I have been fortunate on several occasions in my career to be allowed into the legal den to turn their drafts into plain speaking English and to scrutine their text from an issues perspective, especially where vulnerable customers were involved. The fact I have some legal training helped establish the working relationship and earn credibility. If communicators want to be equals and partners with legal (or other corporate functions), we need to know their space well enough to add value.

Tim Penning, PhD, APR

PR is about the court of public opinion and is fostered through relationships, which are aided by technology as well as transparency and two-way open communication. Lawyers are trained to control communication, to know the answers before they ask questions, to make one-way statements in a court of law.

What is often not discussed is the legal liability prevention of enlightened public relations with ALL publics (not just customers) that creates an organizational environment of trust and mutual respect. There are case studies of issues management preventing crises (which may have involved litigation) that lawyers should be made aware of.

David Meerman Scott

Bill - you're right. Communicators do need to know a bit about the legal sides of things to be effective. Thanks for the reminder.
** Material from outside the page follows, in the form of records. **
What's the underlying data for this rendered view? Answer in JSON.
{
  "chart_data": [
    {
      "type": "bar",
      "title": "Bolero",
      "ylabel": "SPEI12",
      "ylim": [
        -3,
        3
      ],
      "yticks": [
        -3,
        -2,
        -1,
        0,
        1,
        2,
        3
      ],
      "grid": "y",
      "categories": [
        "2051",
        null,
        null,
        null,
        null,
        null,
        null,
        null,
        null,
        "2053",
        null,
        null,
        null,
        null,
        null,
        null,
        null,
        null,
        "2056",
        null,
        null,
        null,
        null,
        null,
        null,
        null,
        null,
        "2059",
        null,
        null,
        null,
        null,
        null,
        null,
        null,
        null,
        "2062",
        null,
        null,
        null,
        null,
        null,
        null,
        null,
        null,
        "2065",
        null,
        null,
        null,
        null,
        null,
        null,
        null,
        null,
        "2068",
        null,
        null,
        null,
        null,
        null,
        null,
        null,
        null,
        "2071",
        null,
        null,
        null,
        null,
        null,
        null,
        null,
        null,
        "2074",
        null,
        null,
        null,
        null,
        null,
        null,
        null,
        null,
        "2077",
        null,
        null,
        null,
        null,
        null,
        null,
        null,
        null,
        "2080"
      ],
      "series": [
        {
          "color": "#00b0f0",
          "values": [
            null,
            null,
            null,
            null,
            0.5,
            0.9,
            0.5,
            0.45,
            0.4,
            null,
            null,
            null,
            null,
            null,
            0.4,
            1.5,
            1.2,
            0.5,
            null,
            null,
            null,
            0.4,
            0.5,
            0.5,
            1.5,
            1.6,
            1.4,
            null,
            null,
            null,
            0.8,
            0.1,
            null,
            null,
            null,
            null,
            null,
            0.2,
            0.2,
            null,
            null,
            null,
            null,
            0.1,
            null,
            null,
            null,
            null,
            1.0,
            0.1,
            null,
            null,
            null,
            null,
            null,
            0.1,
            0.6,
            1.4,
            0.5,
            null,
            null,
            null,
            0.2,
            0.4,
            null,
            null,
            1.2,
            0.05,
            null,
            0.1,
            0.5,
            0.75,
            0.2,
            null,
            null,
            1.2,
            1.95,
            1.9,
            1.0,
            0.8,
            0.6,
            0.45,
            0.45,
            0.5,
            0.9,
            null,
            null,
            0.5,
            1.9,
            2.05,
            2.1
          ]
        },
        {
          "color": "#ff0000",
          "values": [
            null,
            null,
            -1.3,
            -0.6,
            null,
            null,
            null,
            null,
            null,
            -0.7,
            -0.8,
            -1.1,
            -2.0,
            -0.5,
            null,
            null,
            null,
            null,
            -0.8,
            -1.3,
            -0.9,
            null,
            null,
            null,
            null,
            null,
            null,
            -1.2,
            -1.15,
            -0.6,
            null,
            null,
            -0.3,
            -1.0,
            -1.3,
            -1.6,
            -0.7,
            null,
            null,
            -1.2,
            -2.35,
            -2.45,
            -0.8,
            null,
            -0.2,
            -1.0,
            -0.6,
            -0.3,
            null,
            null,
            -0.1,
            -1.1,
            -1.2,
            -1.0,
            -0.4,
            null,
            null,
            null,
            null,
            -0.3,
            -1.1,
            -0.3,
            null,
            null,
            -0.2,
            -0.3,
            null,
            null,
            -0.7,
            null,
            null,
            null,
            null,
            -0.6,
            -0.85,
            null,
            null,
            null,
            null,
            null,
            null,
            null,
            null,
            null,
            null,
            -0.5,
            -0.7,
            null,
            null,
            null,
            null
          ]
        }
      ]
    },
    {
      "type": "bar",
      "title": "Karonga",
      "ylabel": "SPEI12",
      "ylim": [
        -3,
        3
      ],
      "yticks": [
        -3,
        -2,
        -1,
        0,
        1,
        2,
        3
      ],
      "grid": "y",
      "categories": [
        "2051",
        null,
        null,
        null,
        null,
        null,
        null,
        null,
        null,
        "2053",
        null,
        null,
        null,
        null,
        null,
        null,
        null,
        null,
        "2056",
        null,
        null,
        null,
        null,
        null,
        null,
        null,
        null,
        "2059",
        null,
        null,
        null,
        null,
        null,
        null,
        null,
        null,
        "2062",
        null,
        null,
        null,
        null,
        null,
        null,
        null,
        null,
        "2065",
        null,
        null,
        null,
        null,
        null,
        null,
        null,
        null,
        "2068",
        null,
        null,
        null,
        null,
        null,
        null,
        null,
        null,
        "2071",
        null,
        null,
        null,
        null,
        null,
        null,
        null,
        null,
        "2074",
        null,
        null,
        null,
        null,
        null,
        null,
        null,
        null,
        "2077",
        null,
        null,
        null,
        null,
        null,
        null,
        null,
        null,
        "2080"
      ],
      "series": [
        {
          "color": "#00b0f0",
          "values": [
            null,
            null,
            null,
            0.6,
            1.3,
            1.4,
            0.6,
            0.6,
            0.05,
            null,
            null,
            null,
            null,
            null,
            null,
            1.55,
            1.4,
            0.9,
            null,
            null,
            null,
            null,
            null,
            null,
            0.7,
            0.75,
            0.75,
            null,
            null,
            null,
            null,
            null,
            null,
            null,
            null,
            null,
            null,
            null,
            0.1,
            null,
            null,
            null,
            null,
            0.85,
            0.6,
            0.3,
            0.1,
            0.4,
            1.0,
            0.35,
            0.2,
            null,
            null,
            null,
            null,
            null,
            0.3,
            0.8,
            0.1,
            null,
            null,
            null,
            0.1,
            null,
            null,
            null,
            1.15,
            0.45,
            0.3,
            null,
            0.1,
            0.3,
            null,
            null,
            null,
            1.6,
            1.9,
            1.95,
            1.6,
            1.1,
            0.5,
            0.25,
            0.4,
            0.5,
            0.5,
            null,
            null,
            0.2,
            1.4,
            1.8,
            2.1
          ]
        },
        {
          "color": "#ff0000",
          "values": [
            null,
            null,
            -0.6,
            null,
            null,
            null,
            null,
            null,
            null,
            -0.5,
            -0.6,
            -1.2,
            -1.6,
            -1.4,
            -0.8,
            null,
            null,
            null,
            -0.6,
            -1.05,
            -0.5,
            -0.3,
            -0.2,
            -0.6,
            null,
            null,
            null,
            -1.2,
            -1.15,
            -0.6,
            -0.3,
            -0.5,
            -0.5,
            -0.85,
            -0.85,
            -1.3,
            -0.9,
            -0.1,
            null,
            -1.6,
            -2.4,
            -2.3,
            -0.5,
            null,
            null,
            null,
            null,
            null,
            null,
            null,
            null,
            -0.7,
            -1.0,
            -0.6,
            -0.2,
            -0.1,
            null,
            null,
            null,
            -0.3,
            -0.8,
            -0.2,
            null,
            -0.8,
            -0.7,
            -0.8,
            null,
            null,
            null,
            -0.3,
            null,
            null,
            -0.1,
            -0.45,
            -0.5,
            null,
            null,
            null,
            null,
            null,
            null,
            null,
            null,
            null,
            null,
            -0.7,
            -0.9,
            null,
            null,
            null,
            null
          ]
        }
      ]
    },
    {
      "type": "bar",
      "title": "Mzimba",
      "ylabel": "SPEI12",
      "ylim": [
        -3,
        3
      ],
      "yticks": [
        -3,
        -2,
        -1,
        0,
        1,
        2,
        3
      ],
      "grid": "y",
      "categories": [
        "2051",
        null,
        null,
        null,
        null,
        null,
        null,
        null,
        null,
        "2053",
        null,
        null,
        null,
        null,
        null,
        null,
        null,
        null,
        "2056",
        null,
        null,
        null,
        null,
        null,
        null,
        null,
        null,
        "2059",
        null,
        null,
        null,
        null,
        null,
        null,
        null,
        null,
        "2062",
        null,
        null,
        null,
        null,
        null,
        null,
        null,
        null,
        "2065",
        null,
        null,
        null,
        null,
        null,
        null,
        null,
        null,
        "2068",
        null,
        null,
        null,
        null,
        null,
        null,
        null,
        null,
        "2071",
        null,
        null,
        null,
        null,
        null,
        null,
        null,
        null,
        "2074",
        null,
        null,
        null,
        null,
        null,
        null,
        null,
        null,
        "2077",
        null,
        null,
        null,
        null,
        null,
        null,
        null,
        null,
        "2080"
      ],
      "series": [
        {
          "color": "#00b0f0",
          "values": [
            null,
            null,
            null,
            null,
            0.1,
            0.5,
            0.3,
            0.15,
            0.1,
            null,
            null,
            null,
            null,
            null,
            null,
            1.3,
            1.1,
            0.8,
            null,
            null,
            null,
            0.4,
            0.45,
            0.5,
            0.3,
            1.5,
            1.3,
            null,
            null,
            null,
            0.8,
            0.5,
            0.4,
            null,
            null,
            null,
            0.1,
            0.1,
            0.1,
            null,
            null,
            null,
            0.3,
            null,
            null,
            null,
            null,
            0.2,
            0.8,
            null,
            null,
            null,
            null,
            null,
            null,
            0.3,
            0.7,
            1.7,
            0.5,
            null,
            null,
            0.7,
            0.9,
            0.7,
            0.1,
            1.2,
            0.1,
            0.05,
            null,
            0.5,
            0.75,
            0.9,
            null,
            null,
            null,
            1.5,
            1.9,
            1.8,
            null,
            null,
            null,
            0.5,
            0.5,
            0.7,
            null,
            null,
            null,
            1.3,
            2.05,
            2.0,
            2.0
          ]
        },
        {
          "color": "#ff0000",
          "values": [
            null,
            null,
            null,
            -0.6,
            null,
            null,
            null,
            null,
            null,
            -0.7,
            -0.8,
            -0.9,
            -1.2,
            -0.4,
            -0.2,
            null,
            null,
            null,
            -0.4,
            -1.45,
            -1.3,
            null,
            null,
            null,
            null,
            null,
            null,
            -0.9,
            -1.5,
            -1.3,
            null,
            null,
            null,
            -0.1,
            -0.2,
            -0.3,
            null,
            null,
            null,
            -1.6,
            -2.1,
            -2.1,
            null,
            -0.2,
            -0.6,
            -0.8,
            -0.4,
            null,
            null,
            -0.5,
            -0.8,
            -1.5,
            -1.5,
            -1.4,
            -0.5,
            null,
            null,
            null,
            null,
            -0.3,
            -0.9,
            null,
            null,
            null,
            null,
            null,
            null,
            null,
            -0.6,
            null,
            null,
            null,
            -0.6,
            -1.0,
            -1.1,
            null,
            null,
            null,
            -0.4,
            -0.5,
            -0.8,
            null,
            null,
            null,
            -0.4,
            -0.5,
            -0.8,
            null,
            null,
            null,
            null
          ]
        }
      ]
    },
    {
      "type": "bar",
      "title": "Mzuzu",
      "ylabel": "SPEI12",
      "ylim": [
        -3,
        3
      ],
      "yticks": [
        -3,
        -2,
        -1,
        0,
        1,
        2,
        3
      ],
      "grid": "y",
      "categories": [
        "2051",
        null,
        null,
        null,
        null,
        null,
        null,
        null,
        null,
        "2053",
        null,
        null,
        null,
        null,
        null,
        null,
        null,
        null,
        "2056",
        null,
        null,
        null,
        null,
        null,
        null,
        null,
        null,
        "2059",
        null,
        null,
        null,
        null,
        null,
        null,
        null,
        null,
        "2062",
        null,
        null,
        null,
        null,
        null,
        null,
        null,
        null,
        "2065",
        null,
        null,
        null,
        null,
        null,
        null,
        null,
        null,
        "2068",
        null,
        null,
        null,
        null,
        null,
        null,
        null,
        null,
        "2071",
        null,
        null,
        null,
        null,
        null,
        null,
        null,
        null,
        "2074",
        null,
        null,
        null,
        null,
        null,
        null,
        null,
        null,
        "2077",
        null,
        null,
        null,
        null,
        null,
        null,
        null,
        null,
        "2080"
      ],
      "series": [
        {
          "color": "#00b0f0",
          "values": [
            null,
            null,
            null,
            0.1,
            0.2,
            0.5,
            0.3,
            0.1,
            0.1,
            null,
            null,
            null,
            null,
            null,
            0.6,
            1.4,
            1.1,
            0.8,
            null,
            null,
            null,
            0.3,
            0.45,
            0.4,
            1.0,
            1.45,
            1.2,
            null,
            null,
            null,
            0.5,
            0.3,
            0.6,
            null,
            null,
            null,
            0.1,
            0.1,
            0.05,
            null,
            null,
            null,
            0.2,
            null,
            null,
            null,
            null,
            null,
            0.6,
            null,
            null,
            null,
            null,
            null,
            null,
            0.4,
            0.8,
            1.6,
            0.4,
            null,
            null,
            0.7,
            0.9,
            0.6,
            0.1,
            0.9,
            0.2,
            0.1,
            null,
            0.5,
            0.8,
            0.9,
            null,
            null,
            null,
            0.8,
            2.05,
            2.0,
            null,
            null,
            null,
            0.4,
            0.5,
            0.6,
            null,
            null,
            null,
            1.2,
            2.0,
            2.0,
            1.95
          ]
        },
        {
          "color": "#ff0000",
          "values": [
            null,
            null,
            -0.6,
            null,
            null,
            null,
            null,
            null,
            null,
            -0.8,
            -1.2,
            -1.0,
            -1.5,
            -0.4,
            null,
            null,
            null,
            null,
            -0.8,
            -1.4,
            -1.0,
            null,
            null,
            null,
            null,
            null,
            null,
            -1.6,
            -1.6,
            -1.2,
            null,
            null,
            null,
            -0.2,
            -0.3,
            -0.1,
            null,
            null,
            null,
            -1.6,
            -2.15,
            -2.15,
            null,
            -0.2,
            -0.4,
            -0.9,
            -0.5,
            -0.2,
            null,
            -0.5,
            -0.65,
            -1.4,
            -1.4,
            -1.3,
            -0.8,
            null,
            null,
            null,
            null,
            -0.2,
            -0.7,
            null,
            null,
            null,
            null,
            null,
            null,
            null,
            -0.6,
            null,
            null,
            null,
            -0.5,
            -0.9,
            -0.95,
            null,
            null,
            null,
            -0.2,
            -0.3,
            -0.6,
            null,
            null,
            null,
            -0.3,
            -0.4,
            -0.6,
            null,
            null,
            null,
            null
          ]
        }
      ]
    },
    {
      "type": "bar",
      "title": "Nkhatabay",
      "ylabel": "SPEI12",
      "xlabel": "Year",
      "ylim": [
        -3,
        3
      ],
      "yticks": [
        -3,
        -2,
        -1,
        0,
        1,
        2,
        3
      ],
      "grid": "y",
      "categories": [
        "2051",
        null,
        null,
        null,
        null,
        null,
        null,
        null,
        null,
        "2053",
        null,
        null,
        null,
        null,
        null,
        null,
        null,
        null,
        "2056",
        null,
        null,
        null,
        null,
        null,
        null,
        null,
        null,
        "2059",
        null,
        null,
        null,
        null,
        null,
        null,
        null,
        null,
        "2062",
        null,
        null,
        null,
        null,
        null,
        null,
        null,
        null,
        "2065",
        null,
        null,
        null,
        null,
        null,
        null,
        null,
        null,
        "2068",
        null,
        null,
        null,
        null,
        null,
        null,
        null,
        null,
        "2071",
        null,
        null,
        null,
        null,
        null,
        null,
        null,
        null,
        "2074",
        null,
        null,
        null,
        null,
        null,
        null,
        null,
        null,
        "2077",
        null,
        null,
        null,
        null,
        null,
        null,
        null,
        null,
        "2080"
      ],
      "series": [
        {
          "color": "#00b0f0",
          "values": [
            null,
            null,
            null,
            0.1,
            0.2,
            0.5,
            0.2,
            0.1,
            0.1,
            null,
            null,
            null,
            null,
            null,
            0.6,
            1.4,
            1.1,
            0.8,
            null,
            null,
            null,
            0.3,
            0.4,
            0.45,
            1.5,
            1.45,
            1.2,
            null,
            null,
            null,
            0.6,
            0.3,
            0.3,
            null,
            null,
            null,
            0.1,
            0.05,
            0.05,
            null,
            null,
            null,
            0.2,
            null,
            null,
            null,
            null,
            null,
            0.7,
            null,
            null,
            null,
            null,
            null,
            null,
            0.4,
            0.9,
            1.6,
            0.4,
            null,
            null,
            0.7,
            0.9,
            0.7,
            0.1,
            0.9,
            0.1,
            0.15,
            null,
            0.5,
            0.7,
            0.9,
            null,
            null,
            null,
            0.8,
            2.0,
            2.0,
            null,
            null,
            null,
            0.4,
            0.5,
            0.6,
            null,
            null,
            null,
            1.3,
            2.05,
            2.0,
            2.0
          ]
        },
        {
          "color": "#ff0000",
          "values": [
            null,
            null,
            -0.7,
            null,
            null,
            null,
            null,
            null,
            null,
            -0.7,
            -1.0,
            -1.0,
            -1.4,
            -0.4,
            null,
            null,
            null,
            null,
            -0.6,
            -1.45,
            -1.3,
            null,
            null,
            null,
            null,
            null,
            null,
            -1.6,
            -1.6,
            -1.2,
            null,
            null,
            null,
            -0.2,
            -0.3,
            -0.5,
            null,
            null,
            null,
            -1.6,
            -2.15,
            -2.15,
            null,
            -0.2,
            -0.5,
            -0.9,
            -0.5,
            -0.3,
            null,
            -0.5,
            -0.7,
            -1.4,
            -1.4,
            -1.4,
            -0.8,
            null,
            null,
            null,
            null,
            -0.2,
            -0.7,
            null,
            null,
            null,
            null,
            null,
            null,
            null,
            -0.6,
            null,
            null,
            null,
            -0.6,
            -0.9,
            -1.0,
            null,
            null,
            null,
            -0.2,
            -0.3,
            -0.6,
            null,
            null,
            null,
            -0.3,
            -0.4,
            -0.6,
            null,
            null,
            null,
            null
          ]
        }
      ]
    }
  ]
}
Tim - Many thanks for the succinct descriptions. I appreciate you jumping in.

Gary Chow

Great article! Could not agree more. In a previous life I worked as a marketing bod for a funds management firm and often found large swathes of my advertisements, marketing collateral etc nixed by the legal team, which irked me no end. In many cases the disclaimers they forced me to include took up more of the page than the ads! These were the days before the Internet and social media, so I can imagine how difficult it would be for marketers now. A book called 'Throwing Sheep in the Boardroom' covers this topic well.


I learned first from running "Web 2.0" campaigns when I was at HP and then helping clients across Tech, Consumer and Health Care when I crossed over to the agency side that you should never ask a lawyer *can* you do something, ask them *how can* you do something. Make them part of the outcome not a barrier to the outcome.

Barbara Lemaire

I agree, the best defense to Lawyers taking over communications is to produce a solid Social Media Policy. Lawyers are paid to worry about the what if...a very good Social Media Policy spells out the what ifs and the consequences. To make sure everyone is on the same page the organization should provide education to everyone on the policy and on how to interact online. No only will the lawyers worry a lot less but you may create a number of employee brand advocates.

wites and kapetan

Some companies can actually use this an advantage, especially if you're into daring marketing strategies. You'll never know when legal advice becomes priceless, because a lot of companies have been drowned in lawsuits for their "boldness."

sacramento attorney

Saying NO too often can end up in loss rather safety.